Detailed Power Consumption and Overclocking
For power consumption measurements, we are still using the methodology that helped us discover the power draw issues of the RX 480 back in 2016.
Our testing involves the use of a National Instruments data acquisition device, which is intercepting the power being sent through the PCI Express bus (12V and 3.3V) as well as the ATX power connectors (12V) before they go to the graphics card and are directly measuring power draw.
On the game side, we are continuing to use Metro: Last Light for power measurement, given its history of being particularly taxing on GPUs in 4K.
In total power consumption, the RTX 2070 is nearly identical to the GTX 1080. The closest AMD competitor performance wise, the RX Vega 64, comes in at almost 100W more power than the two NVIDIA-based cards.
Taking a look at the power breakdown by connector, we can see the majority of this 170W is coming from the 8-pin PCI Express power connector with rest being provided through the 12V rail on the PCI Express slot. The 3.3V rail from the PCI Express slot is not used, as in the other Turing-based GPUs.
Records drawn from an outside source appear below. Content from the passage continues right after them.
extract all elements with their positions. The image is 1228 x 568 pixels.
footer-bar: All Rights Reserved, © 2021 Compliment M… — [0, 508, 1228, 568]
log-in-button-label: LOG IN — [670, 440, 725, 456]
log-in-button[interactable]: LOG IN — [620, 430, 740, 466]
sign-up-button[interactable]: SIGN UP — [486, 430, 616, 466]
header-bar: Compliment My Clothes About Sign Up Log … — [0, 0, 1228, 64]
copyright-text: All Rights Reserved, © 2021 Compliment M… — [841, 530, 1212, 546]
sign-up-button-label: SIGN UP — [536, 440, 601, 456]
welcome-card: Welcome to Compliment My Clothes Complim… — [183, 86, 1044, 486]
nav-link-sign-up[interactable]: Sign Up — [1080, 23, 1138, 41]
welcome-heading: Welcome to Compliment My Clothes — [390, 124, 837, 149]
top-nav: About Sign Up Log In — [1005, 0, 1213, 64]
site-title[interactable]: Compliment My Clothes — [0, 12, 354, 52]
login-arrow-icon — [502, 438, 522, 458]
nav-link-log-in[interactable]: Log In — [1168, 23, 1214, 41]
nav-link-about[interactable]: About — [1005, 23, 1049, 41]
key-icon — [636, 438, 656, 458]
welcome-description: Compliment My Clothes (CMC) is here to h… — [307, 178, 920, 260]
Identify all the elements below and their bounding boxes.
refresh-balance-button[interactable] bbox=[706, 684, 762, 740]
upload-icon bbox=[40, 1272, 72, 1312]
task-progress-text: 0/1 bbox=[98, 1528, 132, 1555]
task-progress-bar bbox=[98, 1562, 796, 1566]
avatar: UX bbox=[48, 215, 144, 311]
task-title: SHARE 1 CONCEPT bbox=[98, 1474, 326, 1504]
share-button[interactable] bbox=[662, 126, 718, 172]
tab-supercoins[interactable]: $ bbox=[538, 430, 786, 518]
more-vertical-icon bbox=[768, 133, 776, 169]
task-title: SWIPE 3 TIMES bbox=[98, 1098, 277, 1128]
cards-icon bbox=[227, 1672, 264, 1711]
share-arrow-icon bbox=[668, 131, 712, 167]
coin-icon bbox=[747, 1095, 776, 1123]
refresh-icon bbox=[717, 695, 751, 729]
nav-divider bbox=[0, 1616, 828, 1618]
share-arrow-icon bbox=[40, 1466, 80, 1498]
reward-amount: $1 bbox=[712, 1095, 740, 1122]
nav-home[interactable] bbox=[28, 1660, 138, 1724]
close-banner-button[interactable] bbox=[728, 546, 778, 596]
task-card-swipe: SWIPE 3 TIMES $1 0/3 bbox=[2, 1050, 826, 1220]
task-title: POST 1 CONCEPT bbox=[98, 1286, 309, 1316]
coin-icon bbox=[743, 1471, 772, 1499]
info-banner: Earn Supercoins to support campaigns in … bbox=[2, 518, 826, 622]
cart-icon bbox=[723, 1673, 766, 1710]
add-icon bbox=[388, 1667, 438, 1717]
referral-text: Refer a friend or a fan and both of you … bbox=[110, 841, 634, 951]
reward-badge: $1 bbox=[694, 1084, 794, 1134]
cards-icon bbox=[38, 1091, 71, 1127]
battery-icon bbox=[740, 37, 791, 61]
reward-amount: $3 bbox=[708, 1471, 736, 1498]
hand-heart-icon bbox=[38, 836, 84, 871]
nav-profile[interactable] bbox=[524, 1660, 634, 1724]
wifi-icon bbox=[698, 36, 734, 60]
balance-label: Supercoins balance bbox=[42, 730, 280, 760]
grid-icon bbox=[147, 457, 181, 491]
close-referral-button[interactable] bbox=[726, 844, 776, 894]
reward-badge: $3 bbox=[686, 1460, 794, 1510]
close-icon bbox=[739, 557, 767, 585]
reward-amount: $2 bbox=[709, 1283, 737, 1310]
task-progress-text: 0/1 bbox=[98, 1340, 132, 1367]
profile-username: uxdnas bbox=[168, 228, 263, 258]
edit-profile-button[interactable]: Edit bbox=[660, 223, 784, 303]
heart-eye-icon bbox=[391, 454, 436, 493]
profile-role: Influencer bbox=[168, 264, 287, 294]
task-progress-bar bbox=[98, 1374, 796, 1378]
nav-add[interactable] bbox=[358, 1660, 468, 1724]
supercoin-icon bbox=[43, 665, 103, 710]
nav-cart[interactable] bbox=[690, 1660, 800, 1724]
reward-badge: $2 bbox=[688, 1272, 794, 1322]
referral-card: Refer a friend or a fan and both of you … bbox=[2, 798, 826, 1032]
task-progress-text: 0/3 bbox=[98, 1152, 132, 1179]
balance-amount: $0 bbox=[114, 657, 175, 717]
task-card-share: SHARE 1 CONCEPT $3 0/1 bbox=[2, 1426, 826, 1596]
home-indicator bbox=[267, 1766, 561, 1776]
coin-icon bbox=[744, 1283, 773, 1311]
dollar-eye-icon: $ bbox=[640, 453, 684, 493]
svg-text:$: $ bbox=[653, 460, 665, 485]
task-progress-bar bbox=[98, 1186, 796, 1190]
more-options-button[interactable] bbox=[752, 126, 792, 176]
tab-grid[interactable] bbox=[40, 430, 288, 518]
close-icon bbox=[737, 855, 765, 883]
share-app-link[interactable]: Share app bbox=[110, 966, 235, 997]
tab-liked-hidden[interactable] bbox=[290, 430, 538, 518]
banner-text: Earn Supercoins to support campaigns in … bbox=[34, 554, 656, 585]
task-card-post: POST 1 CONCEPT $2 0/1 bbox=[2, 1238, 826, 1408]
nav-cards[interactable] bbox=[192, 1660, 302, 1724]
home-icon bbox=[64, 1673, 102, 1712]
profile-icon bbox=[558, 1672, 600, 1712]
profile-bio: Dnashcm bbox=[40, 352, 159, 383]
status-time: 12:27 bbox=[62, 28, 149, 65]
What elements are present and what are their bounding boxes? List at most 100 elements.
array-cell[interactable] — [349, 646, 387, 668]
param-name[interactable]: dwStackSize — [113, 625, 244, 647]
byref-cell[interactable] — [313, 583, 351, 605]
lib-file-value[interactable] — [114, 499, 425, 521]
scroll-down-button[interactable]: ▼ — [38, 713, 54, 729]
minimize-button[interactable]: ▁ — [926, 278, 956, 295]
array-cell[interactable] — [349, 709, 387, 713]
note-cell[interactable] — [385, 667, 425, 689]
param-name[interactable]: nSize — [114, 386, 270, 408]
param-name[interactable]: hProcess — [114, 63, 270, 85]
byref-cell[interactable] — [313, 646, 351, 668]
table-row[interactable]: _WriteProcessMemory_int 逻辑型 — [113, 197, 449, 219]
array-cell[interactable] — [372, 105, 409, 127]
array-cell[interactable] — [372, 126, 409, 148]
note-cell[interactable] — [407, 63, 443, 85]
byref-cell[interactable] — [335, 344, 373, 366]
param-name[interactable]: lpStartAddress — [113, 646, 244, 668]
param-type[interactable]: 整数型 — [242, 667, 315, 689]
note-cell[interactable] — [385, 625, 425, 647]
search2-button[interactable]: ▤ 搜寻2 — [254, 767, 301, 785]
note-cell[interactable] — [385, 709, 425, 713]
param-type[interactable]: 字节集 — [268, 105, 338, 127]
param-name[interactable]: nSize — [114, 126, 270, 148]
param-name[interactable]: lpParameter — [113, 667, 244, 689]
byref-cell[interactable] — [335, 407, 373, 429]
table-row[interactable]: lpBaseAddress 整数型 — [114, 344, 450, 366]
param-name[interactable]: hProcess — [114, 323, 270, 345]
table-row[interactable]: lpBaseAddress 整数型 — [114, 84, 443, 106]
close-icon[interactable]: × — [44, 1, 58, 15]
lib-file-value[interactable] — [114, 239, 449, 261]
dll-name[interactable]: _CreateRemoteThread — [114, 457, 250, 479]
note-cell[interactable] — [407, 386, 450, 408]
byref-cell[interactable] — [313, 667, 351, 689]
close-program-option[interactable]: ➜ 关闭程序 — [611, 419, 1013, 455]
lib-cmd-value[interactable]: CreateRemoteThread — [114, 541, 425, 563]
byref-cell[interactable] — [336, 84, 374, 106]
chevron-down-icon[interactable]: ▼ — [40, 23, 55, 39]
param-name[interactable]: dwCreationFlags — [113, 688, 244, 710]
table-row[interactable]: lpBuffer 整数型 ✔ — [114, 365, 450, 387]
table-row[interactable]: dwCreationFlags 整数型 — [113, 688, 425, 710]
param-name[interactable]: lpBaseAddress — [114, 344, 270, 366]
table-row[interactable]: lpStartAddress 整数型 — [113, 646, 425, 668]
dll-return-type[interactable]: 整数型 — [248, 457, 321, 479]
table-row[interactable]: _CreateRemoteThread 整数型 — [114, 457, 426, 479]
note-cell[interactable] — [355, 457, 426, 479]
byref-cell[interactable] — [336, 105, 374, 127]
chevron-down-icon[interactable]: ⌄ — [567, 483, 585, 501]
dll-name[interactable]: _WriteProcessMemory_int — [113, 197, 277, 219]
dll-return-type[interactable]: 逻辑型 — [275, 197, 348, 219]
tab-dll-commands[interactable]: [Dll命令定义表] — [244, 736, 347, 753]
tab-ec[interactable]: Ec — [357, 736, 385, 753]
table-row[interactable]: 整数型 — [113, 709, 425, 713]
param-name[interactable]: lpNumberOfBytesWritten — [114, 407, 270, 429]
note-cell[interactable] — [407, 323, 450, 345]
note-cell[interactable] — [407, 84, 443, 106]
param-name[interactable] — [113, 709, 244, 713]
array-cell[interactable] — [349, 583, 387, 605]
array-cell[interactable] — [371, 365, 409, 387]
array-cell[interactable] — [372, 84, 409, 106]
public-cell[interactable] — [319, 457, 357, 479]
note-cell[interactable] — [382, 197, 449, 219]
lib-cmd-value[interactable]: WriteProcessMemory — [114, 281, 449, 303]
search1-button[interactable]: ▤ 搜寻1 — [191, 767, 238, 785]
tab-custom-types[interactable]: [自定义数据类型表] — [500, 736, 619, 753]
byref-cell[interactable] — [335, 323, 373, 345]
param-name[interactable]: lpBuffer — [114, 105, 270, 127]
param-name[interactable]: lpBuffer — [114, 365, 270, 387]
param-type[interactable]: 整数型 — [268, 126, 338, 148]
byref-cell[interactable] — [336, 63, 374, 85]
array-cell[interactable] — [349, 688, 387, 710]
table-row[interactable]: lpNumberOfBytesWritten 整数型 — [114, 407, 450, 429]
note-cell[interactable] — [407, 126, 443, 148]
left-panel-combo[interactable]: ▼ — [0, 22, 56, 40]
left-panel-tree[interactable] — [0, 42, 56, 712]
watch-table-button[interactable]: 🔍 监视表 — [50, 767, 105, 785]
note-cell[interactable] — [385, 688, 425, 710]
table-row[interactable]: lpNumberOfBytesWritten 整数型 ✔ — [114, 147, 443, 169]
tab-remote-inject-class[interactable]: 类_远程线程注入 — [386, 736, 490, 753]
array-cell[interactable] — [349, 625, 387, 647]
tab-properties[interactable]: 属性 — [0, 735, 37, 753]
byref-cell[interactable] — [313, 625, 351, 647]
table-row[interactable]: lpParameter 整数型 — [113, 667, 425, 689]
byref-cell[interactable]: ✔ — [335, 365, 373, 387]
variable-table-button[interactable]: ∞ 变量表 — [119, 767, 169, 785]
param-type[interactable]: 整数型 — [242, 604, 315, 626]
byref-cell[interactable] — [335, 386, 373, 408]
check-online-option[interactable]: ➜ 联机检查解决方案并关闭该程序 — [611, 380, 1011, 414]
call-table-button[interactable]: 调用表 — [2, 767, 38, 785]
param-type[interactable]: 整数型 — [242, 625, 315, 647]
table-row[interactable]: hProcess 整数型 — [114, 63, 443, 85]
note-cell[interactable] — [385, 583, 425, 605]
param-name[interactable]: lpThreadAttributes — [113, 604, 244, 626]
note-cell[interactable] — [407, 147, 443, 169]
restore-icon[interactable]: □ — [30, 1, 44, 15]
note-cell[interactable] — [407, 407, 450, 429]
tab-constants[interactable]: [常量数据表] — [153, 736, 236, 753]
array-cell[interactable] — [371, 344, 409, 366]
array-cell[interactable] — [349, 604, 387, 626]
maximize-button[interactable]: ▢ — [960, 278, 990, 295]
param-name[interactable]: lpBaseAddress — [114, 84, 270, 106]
Using the latest beta version of EVGA's Precision X1 software, we put the EVGA RTX 2070 Black Edition through some quick overclocking testing.
In its stock configuration, the EVGA RTX 2070 Black Edition stabilizes at a clock speed around 1760 MHz, with temperatures staying just under 60C.
With a quick run through NVIDIA Scanner and an increase to the maximum available power target, we were able to achieve a clock speed increase of almost 200 MHz, to around 1950 MHz overall. Temperatures increased a few degrees but stayed right around the 60C mark.
It appears that as with the other Turing-based GPUs, the overclocking limit is caused by the inability to apply more voltage, and not temperature based.